The photos really only show a snapshot of the riches of the museum which was set out to a very high standard and clearly shows well-honed curatorial skills. The aim of the museum is to pass on an engaging interest in the beer culture of Belgium and especially with the hopland heritage of the Westhoek region. Bertin was an excellent guide and kept our attention throughout.

You can find out more about the Poperinge hop museum by visiting their website at www.hopmuseum.be  and catch the social media chat at www.facebook.com/hopmusem

For Poperinge itself visit the local tourist agencies at www.toerismepoperinge.be and www.toerismewesthoek.be  There are 16 grower-brewers out in the local hoplands including a successful organic grower-brewer – www.plukker.be and an ancient monastic brewery at www.sintsixtus.be These can all be visited on a tasting tour thanks to a local minibus company. Beer cuisine is taking off in a serious way in Belgium and one of the best is Restaurant ‘t Hommelhof at nearby Watou where Stefaan Couttenye has pioneered the revival in “Cooking with Beer”- the title of his book on the subject.

The final photos in the album show us on Sunday morning on a sunny stroll through quaint parts of Brussel enjoying the flea market at Vossen Plein and enjoying more and more Belgian beer!

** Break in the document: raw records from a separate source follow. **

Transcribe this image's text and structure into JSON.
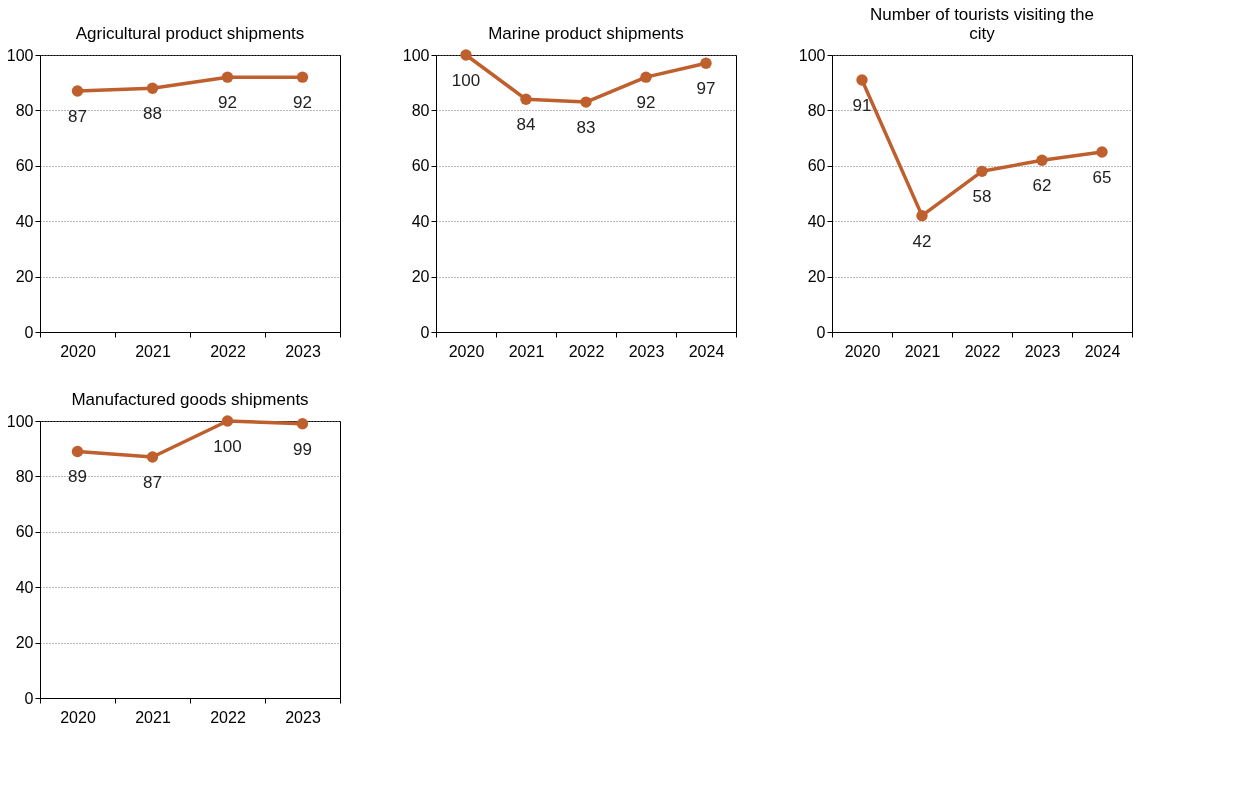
{
  "chart_data": [
    {
      "type": "line",
      "title": "Agricultural product shipments",
      "categories": [
        "2020",
        "2021",
        "2022",
        "2023"
      ],
      "series": [
        {
          "color": "#bf5f2e",
          "values": [
            87,
            88,
            92,
            92
          ]
        }
      ],
      "ylim": [
        0,
        100
      ],
      "yticks": [
        0,
        20,
        40,
        60,
        80,
        100
      ],
      "grid": "y",
      "marker": "circle",
      "line_style": "solid",
      "data_labels": true
    },
    {
      "type": "line",
      "title": "Marine product shipments",
      "categories": [
        "2020",
        "2021",
        "2022",
        "2023",
        "2024"
      ],
      "series": [
        {
          "color": "#bf5f2e",
          "values": [
            100,
            84,
            83,
            92,
            97
          ]
        }
      ],
      "ylim": [
        0,
        100
      ],
      "yticks": [
        0,
        20,
        40,
        60,
        80,
        100
      ],
      "grid": "y",
      "marker": "circle",
      "line_style": "solid",
      "data_labels": true
    },
    {
      "type": "line",
      "title": "Number of tourists visiting the city",
      "categories": [
        "2020",
        "2021",
        "2022",
        "2023",
        "2024"
      ],
      "series": [
        {
          "color": "#bf5f2e",
          "values": [
            91,
            42,
            58,
            62,
            65
          ]
        }
      ],
      "ylim": [
        0,
        100
      ],
      "yticks": [
        0,
        20,
        40,
        60,
        80,
        100
      ],
      "grid": "y",
      "marker": "circle",
      "line_style": "solid",
      "data_labels": true
    },
    {
      "type": "line",
      "title": "Manufactured goods shipments",
      "categories": [
        "2020",
        "2021",
        "2022",
        "2023"
      ],
      "series": [
        {
          "color": "#bf5f2e",
          "values": [
            89,
            87,
            100,
            99
          ]
        }
      ],
      "ylim": [
        0,
        100
      ],
      "yticks": [
        0,
        20,
        40,
        60,
        80,
        100
      ],
      "grid": "y",
      "marker": "circle",
      "line_style": "solid",
      "data_labels": true
    }
  ]
}
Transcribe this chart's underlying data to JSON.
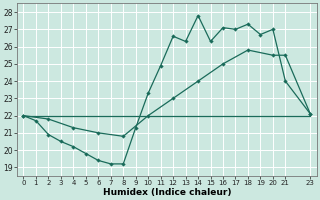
{
  "xlabel": "Humidex (Indice chaleur)",
  "bg_color": "#cce8e0",
  "grid_color": "#ffffff",
  "line_color": "#1a6b5a",
  "xlim": [
    -0.5,
    23.5
  ],
  "ylim": [
    18.5,
    28.5
  ],
  "xticks": [
    0,
    1,
    2,
    3,
    4,
    5,
    6,
    7,
    8,
    9,
    10,
    11,
    12,
    13,
    14,
    15,
    16,
    17,
    18,
    19,
    20,
    21,
    23
  ],
  "yticks": [
    19,
    20,
    21,
    22,
    23,
    24,
    25,
    26,
    27,
    28
  ],
  "line1_x": [
    0,
    1,
    2,
    3,
    4,
    5,
    6,
    7,
    8,
    9,
    10,
    11,
    12,
    13,
    14,
    15,
    16,
    17,
    18,
    19,
    20,
    21,
    23
  ],
  "line1_y": [
    22.0,
    21.7,
    20.9,
    20.5,
    20.2,
    19.8,
    19.4,
    19.2,
    19.2,
    21.3,
    23.3,
    24.9,
    26.6,
    26.3,
    27.8,
    26.3,
    27.1,
    27.0,
    27.3,
    26.7,
    27.0,
    24.0,
    22.1
  ],
  "line2_x": [
    0,
    2,
    4,
    6,
    8,
    10,
    12,
    14,
    16,
    18,
    20,
    21,
    23
  ],
  "line2_y": [
    22.0,
    21.8,
    21.3,
    21.0,
    20.8,
    22.0,
    23.0,
    24.0,
    25.0,
    25.8,
    25.5,
    25.5,
    22.1
  ],
  "line3_x": [
    0,
    23
  ],
  "line3_y": [
    22.0,
    22.0
  ]
}
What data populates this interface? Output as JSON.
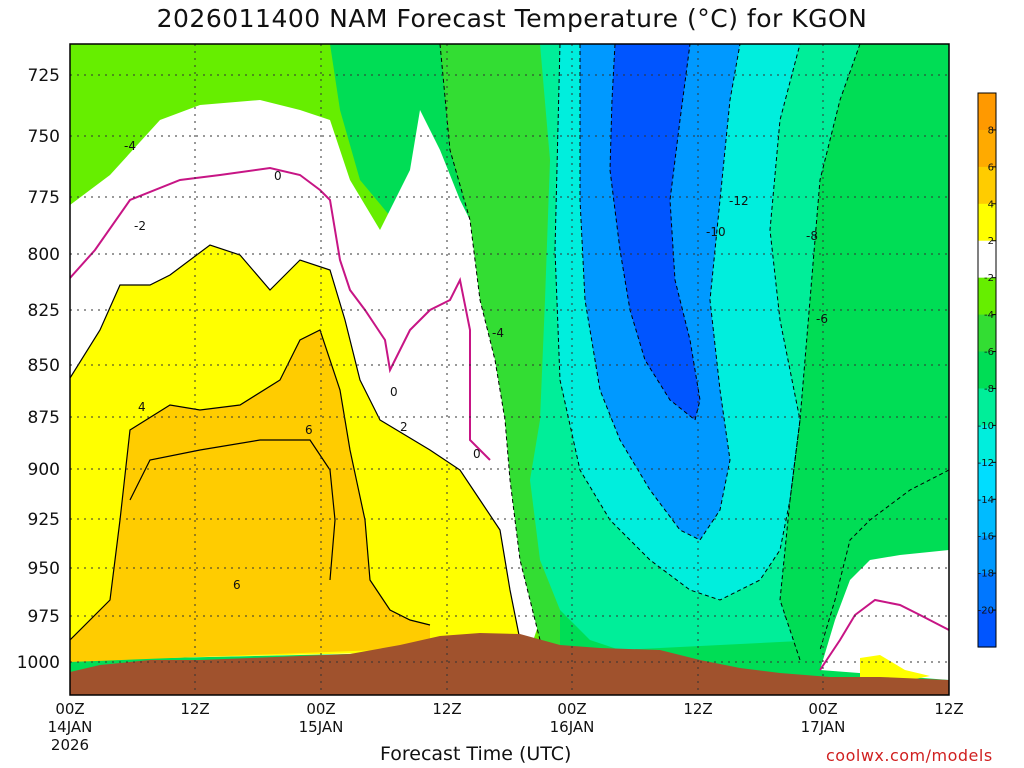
{
  "chart_data": {
    "type": "heatmap",
    "title": "2026011400 NAM Forecast Temperature (°C) for KGON",
    "xlabel": "Forecast Time (UTC)",
    "ylabel": "",
    "credit": "coolwx.com/models",
    "y_ticks": [
      "725",
      "750",
      "775",
      "800",
      "825",
      "850",
      "875",
      "900",
      "925",
      "950",
      "975",
      "1000"
    ],
    "x_ticks": [
      {
        "time": "00Z",
        "date": "14JAN",
        "year": "2026"
      },
      {
        "time": "12Z",
        "date": "",
        "year": ""
      },
      {
        "time": "00Z",
        "date": "15JAN",
        "year": ""
      },
      {
        "time": "12Z",
        "date": "",
        "year": ""
      },
      {
        "time": "00Z",
        "date": "16JAN",
        "year": ""
      },
      {
        "time": "12Z",
        "date": "",
        "year": ""
      },
      {
        "time": "00Z",
        "date": "17JAN",
        "year": ""
      },
      {
        "time": "12Z",
        "date": "",
        "year": ""
      }
    ],
    "xlim_hours": [
      0,
      84
    ],
    "ylim_hPa": [
      1015,
      712
    ],
    "colorbar": {
      "labels": [
        "8",
        "6",
        "4",
        "2",
        "-2",
        "-4",
        "-6",
        "-8",
        "-10",
        "-12",
        "-14",
        "-16",
        "-18",
        "-20"
      ],
      "bands": [
        {
          "range": "8 to 10",
          "color": "#ff9900"
        },
        {
          "range": "6 to 8",
          "color": "#ffaa00"
        },
        {
          "range": "4 to 6",
          "color": "#ffcc00"
        },
        {
          "range": "2 to 4",
          "color": "#ffff00"
        },
        {
          "range": "-2 to 2",
          "color": "#ffffff"
        },
        {
          "range": "-4 to -2",
          "color": "#66ee00"
        },
        {
          "range": "-6 to -4",
          "color": "#33dd33"
        },
        {
          "range": "-8 to -6",
          "color": "#00dd55"
        },
        {
          "range": "-10 to -8",
          "color": "#00ee99"
        },
        {
          "range": "-12 to -10",
          "color": "#00eedd"
        },
        {
          "range": "-14 to -12",
          "color": "#00ddff"
        },
        {
          "range": "-16 to -14",
          "color": "#00bbff"
        },
        {
          "range": "-18 to -16",
          "color": "#0099ff"
        },
        {
          "range": "-20 to -18",
          "color": "#0077ff"
        },
        {
          "range": "-22 to -20",
          "color": "#0055ff"
        }
      ]
    },
    "regions": [
      {
        "name": "upper-green-left",
        "value_range": "-4 to -2",
        "color": "#66ee00"
      },
      {
        "name": "white-band",
        "value_range": "-2 to 2",
        "color": "#ffffff"
      },
      {
        "name": "yellow-region",
        "value_range": "2 to 4",
        "color": "#ffff00"
      },
      {
        "name": "orange-core",
        "value_range": "4 to 8",
        "color": "#ffcc00"
      },
      {
        "name": "green-slope",
        "value_range": "-6 to -2",
        "color": "#33dd33"
      },
      {
        "name": "teal-zone",
        "value_range": "-10 to -8",
        "color": "#00ee99"
      },
      {
        "name": "cyan-zone",
        "value_range": "-14 to -10",
        "color": "#00eedd"
      },
      {
        "name": "blue-zone",
        "value_range": "-18 to -14",
        "color": "#0099ff"
      },
      {
        "name": "cold-core",
        "value_range": "-22 to -18",
        "color": "#0055ff"
      },
      {
        "name": "green-right",
        "value_range": "-8 to -4",
        "color": "#00dd55"
      },
      {
        "name": "white-right-low",
        "value_range": "-2 to 2",
        "color": "#ffffff"
      },
      {
        "name": "yellow-right-low",
        "value_range": "2 to 4",
        "color": "#ffff00"
      },
      {
        "name": "terrain",
        "value_range": "below ground",
        "color": "#a0522d"
      }
    ],
    "contour_labels": [
      "-4",
      "-2",
      "0",
      "4",
      "6",
      "2",
      "0",
      "0",
      "6",
      "-4",
      "-12",
      "-10",
      "-8",
      "-6"
    ]
  }
}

We’d like to see this trip as exploratory and with the contacts we now have to scope out a trip next year of slightly more ambitious proportions opening the tour to other groups than just Farnham Hoppers and extending the range of sites/places to visit while easing the travel arrangements. Watch this space!

As for our other purpose: to garner inspiration for a future Farnham Hop museum to celebrate Farnham’s 100 year supremacy as “Hop Capital of Britain”, we have now made friends in Belgium’s hop capital (Poperinge) and have a very clear idea of the museum standard that has been set there. We’ll be writing to Sofie Adriaen, Director of Poperinge Hop Museum, about our dream.